Она тихонько приоткрыла левую створку и высунула голову за занавеску… а я уже стоял тут, на завалинке и, когда Милка положила подбородок на подоконник, чтобы меня лучше рассмотреть, мы просто почти уткнулись лицо в лицо.

— Я всё знаю, Додик, — зашептала Милка, — ты совсем с ума сошёл… что теперь будет?!

— Ничего, — я постарался сказать это, будто мне всё равно.

— Ты что же, теперь будешь за линию в школу ходить?

— Конечно. Только с меня уже слово взяли, что не через рельсы, а под землёй.

— Фу, — Милка даже зажмурилась, — там всегда кошками воняет… и очень опасно!

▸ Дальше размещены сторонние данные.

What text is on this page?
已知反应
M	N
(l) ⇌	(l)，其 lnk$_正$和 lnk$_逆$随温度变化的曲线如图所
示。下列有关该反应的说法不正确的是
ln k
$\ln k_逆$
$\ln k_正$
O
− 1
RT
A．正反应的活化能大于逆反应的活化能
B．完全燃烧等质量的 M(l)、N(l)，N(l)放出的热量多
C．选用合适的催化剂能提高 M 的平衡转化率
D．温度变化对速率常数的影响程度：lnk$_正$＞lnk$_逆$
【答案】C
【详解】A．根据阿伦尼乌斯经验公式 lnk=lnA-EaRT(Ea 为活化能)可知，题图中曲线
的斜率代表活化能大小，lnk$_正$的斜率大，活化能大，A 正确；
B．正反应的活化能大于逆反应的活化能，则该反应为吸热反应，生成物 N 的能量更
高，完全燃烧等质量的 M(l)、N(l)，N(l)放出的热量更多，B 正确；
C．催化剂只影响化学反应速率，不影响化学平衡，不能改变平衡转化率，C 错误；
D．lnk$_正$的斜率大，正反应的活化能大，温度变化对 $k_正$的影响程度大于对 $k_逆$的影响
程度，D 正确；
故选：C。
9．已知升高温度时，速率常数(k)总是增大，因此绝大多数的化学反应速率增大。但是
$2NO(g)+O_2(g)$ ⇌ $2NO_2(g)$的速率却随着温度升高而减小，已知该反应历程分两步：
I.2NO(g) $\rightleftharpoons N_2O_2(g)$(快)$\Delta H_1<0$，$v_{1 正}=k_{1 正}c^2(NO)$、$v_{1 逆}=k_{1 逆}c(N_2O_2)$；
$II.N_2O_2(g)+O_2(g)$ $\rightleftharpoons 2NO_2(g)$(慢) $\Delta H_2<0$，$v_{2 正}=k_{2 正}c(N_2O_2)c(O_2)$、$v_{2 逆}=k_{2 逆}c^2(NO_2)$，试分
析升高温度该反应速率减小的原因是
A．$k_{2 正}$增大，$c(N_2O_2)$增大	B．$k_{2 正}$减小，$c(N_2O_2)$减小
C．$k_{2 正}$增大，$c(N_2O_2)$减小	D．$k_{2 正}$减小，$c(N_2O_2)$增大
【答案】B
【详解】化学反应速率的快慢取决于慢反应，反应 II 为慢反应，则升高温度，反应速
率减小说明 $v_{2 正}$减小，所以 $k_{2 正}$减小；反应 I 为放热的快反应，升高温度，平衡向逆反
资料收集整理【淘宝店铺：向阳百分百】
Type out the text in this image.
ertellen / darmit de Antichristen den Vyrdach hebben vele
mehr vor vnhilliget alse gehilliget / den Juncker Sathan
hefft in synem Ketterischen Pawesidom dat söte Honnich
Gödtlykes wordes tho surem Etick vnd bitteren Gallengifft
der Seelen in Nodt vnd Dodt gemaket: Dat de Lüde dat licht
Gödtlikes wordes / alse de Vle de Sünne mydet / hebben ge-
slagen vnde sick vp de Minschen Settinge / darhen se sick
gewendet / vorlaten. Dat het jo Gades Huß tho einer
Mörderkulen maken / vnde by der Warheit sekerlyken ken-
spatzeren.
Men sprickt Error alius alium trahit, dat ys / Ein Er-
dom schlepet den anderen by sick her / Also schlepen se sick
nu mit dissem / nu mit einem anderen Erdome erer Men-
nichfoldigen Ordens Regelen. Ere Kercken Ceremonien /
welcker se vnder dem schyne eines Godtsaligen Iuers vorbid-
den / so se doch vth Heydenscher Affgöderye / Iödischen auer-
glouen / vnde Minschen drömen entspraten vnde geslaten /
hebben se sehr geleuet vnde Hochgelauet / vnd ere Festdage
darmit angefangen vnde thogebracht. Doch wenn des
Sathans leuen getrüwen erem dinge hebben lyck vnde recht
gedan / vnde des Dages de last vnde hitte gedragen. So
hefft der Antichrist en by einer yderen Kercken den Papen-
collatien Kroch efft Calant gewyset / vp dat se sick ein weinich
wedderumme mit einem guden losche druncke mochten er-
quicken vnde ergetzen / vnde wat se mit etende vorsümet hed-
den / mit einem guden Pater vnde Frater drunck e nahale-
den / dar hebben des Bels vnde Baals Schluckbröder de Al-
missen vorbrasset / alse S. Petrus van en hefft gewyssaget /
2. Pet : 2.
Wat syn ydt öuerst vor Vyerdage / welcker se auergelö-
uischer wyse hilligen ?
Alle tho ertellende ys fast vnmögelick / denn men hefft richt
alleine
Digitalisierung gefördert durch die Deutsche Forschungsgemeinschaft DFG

Мама никогда меня одну не отпускает даже к тёте Фире.

— Это девчонкам опасно… а мне што! — я старался не показать Милке, как мне противно, что там воняет кошками, и как мне тоже страшно там ходить, особенно когда этот пьяный безногий на каталке сидит, свесит голову и только и бормочет: „Жиды проклятые!“ Это я с Генкой мог подраться насмерть, чтобы отомстить ему за „жидовскую морду“, и меня исключили, а с танкистом всё было вообще непонятно… он же на фронте ноги потерял… значит, меня защищал тоже, а теперь орёт всё время и обещает всех перебить… только бы товарищ Сталин дал приказ… он и песню переделал, чтобы удобнее орать было… с музыкой-то громче получается: „Товарищ Сталин, только дай приказ! Товарищ Сталин, всех прикончим враз!“

— Додик, Додик, мне холодно… ты приходи завтра после уроков.

— Я не пойду в школу, Милка… я с понедельника…

— Ну что ты наделал! Не мог потерпеть что ли, чтобы хоть не в школе драться… и вообще на дурака не обращать внимания…

— Не мог, — сказал я правду. — Он меня как обозвал, мне так горячо стало, и я, как ошпаренный…

— Ага! А посмотри теперь, какой у тебя синячище… он даже чёрный… ни носа, ни глаза…

— Это свет такой, Милка.

— Ага, свет! — она очень недоверчиво рассматривала меня и даже занавеску отодвинула.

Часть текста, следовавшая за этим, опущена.